Keempat perempuan itu tidak ada yang menyadari kehadiran Aram karena terlalu fokus pada laptop masing-masing. Semetara Aram hanya mendengus saat Aretha memuji nama seseorang yang dia tidak tau siapa.

"Apa sih, Re," protes perempuan di sebelahnya karena merasa terganggu dengan teriakan tidak penting Aretha.

"Anjir, udah lewat lima belas menit. Lo semua gak mau pulang?" ucap perempuan yang duduk paling pinggir kanan.

"Rumah gue deket," jawab perempuan yang duduk di sebelahnya.

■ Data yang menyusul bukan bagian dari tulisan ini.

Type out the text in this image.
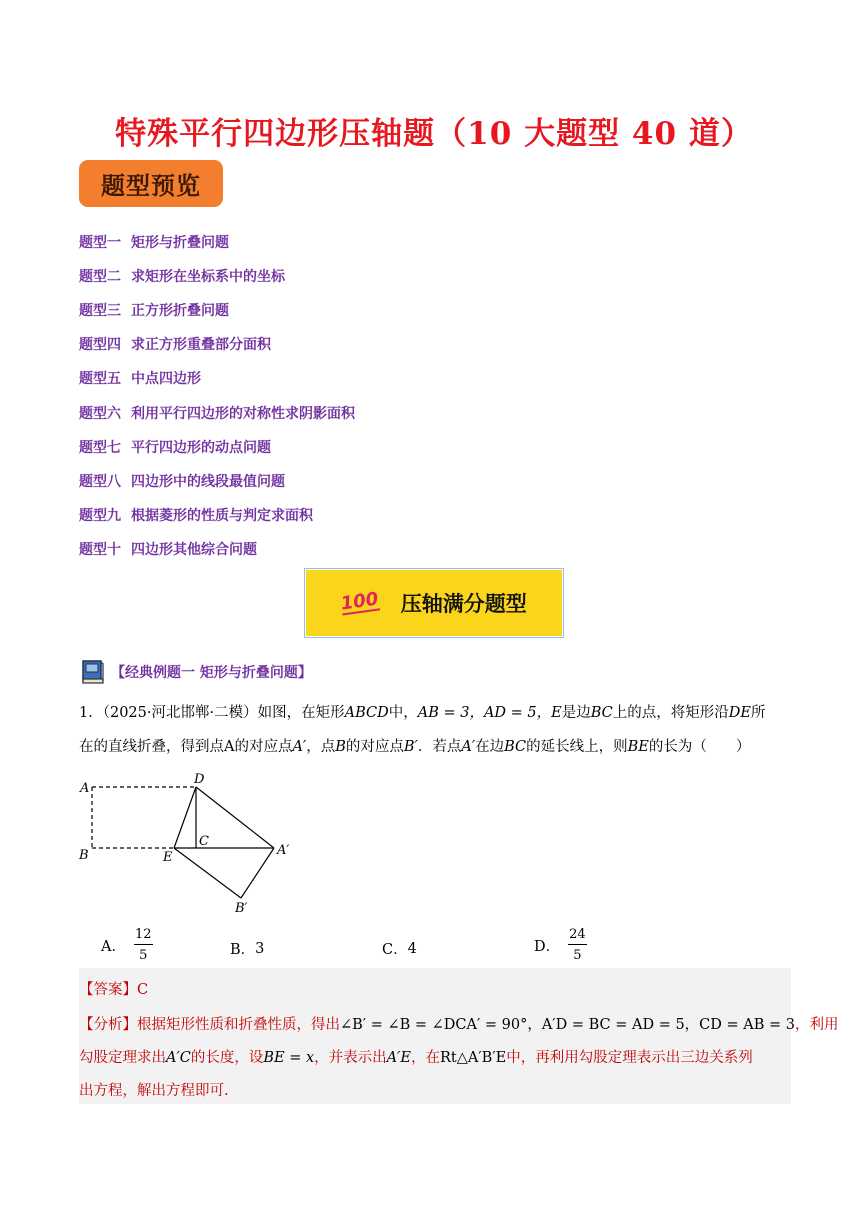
特殊平行四边形压轴题（10 大题型 40 道）
题型预览
题型一 矩形与折叠问题
题型二 求矩形在坐标系中的坐标
题型三 正方形折叠问题
题型四 求正方形重叠部分面积
题型五 中点四边形
题型六 利用平行四边形的对称性求阴影面积
题型七 平行四边形的动点问题
题型八 四边形中的线段最值问题
题型九 根据菱形的性质与判定求面积
题型十 四边形其他综合问题
100 压轴满分题型
【经典例题一 矩形与折叠问题】
1．（2025·河北邯郸·二模）如图，在矩形ABCD中，AB = 3，AD = 5，E是边BC上的点，将矩形沿DE所
在的直线折叠，得到点A的对应点A′，点B的对应点B′．若点A′在边BC的延长线上，则BE的长为（　　）
A
B
C
D
E	A′
B′
A． $\frac{12}{5}$	B． 3	C． 4	D． $\frac{24}{5}$
【答案】C
【分析】根据矩形性质和折叠性质，得出∠B′ = ∠B = ∠DCA′ = 90°，A′D = BC = AD = 5，CD = AB = 3，利用
勾股定理求出A′C的长度，设BE = x，并表示出A′E，在Rt△A′B′E中，再利用勾股定理表示出三边关系列
出方程，解出方程即可.
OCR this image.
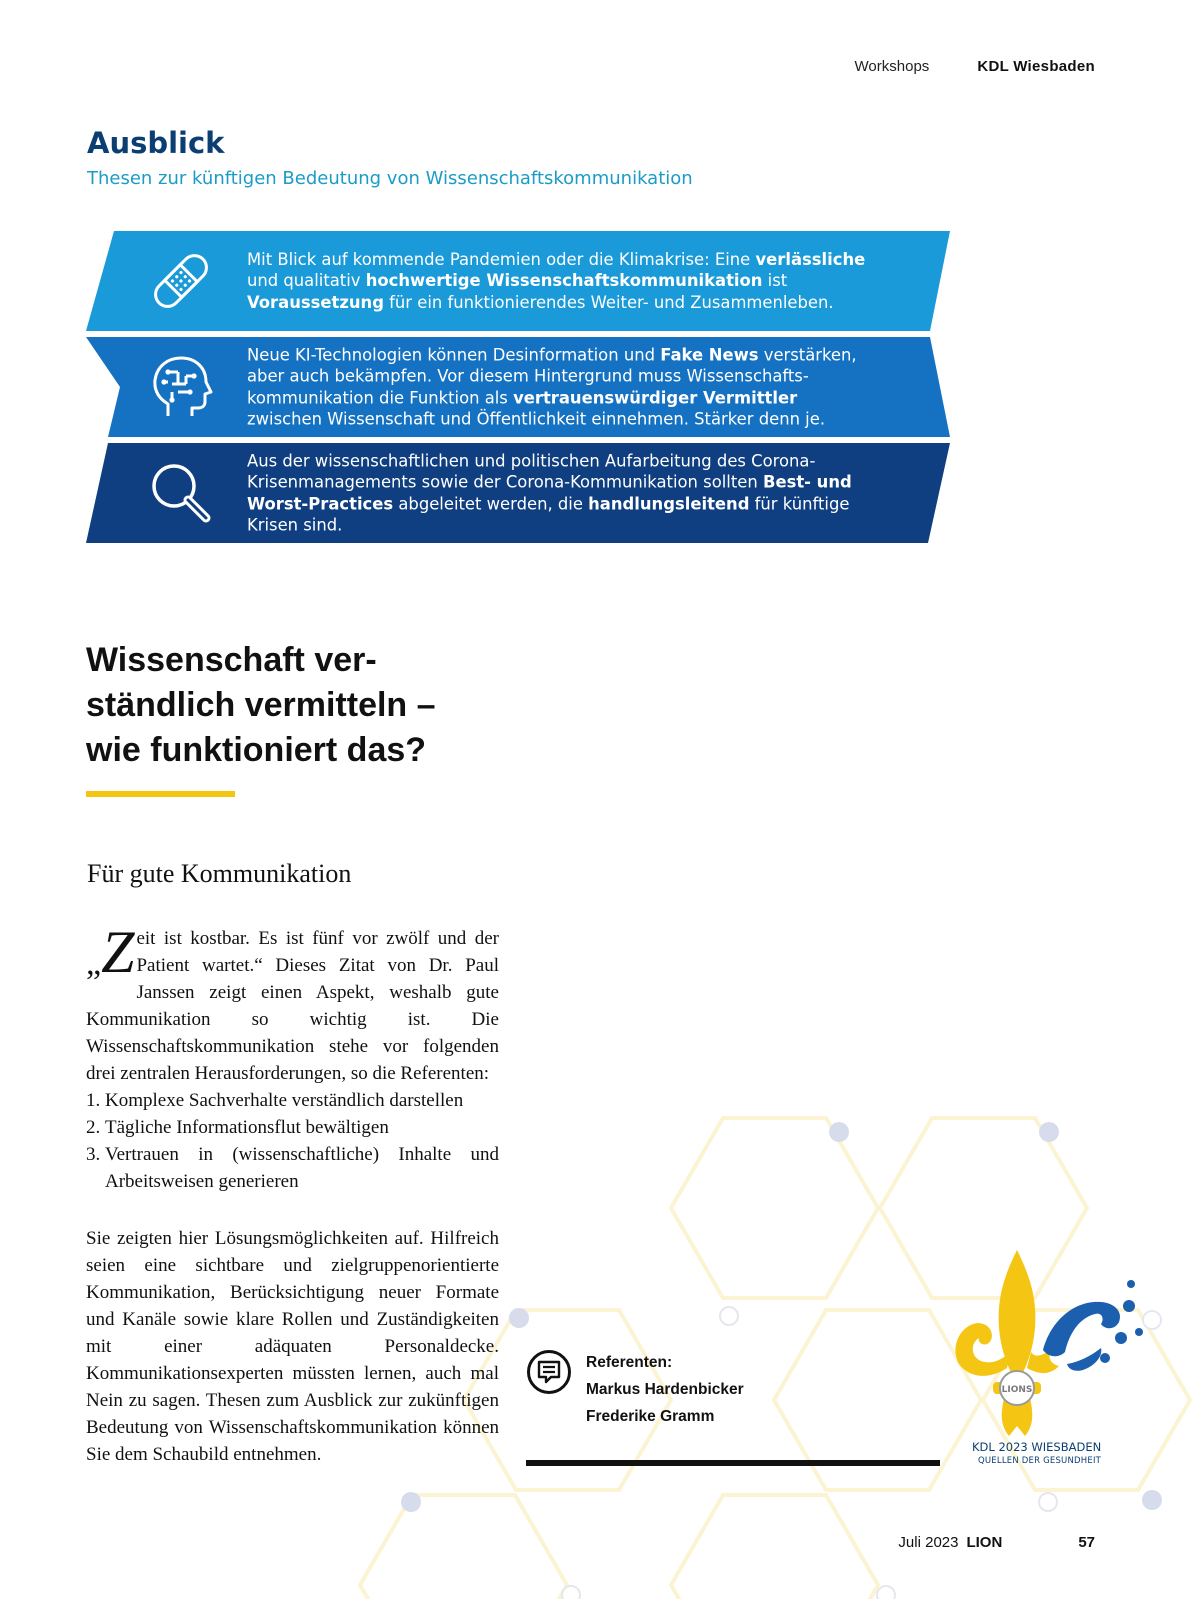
Workshops	KDL Wiesbaden
Ausblick
Thesen zur künftigen Bedeutung von Wissenschaftskommunikation
Mit Blick auf kommende Pandemien oder die Klimakrise: Eine verlässliche
und qualitativ hochwertige Wissenschaftskommunikation ist
Voraussetzung für ein funktionierendes Weiter- und Zusammenleben.
Neue KI-Technologien können Desinformation und Fake News verstärken,
aber auch bekämpfen. Vor diesem Hintergrund muss Wissenschafts-
kommunikation die Funktion als vertrauenswürdiger Vermittler
zwischen Wissenschaft und Öffentlichkeit einnehmen. Stärker denn je.
Aus der wissenschaftlichen und politischen Aufarbeitung des Corona-
Krisenmanagements sowie der Corona-Kommunikation sollten Best- und
Worst-Practices abgeleitet werden, die handlungsleitend für künftige
Krisen sind.
Wissenschaft ver-
ständlich vermitteln –
wie funktioniert das?
Für gute Kommunikation
„Z eit ist kostbar. Es ist fünf vor zwölf und der Patient wartet.“ Dieses Zitat von Dr. Paul Janssen zeigt einen Aspekt, weshalb gute Kommunikation so wichtig ist. Die Wissenschaftskommunikation stehe vor folgenden drei zentralen Herausforderungen, so die Referenten:
1. Komplexe Sachverhalte verständlich darstellen
2. Tägliche Informationsflut bewältigen
3. Vertrauen in (wissenschaftliche) Inhalte und Arbeitsweisen generieren
Sie zeigten hier Lösungsmöglichkeiten auf. Hilfreich seien eine sichtbare und zielgruppenorientierte Kommunikation, Berücksichtigung neuer Formate und Kanäle sowie klare Rollen und Zuständigkeiten mit einer adäquaten Personaldecke. Kommunikationsexperten müssten lernen, auch mal Nein zu sagen. Thesen zum Ausblick zur zukünftigen Bedeutung von Wissenschaftskommunikation können Sie dem Schaubild entnehmen.
Referenten:
Markus Hardenbicker
Frederike Gramm
LIONS
KDL 2023 WIESBADEN
QUELLEN DER GESUNDHEIT
Juli 2023 LION	57
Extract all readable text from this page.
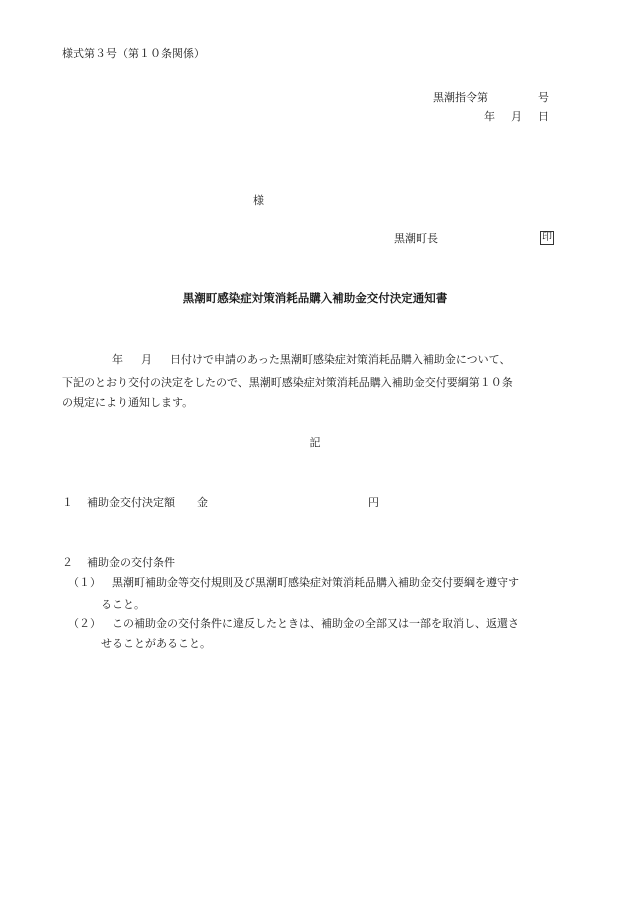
様式第３号（第１０条関係）
黒潮指令第	号
年 月 日
様
黒潮町長	印
黒潮町感染症対策消耗品購入補助金交付決定通知書
年 月 日付けで申請のあった黒潮町感染症対策消耗品購入補助金について、
下記のとおり交付の決定をしたので、黒潮町感染症対策消耗品購入補助金交付要綱第１０条
の規定により通知します。
記
１ 補助金交付決定額 金	円
２ 補助金の交付条件
（１） 黒潮町補助金等交付規則及び黒潮町感染症対策消耗品購入補助金交付要綱を遵守す
ること。
（２） この補助金の交付条件に違反したときは、補助金の全部又は一部を取消し、返還さ
せることがあること。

"Tanggung, lagi seru, lima menit lagi abis." Perempuan yang duduk di sebelah Aretha kembali membuka mulutnya.

"Abang taksi online siap menjemput kapan aja," ucap Aretha acuh tak acuh karena masih terlalu fokus dengan film yang terputar di laptop-nya. Bahkan perempuan itu lupa jika hari ini dia mengendarai mobilnya ke sekolah.

"Abang taksi online lo itu udah ganti jadi gue, dan sayangnya waktu gue itu berharga." Suara Aram sukses mengalihkan atensi keempatnya, membuat keempat perempuan itu serentak mem-pause film di laptop masing-masing.

Aretha sempat menampakkan ekspresi terkejutnya, namun keahliannya mengontrol ekspresi wajahnya membuat wajahnya sudah menampakkan ekspresi biasa lagi hanya dalam hitungan detik.

"Eh, abang taksi online baru," ucap Aretha dengan cengiran lebarnya. "Jangan galak-galak dong."

"Gue udah nunggu setengah jam lebih, ternyata lo malah nonton film," ucap Aram dengan nada kesalnya, tapi wajahnya masih menampilkan ekspresi datar.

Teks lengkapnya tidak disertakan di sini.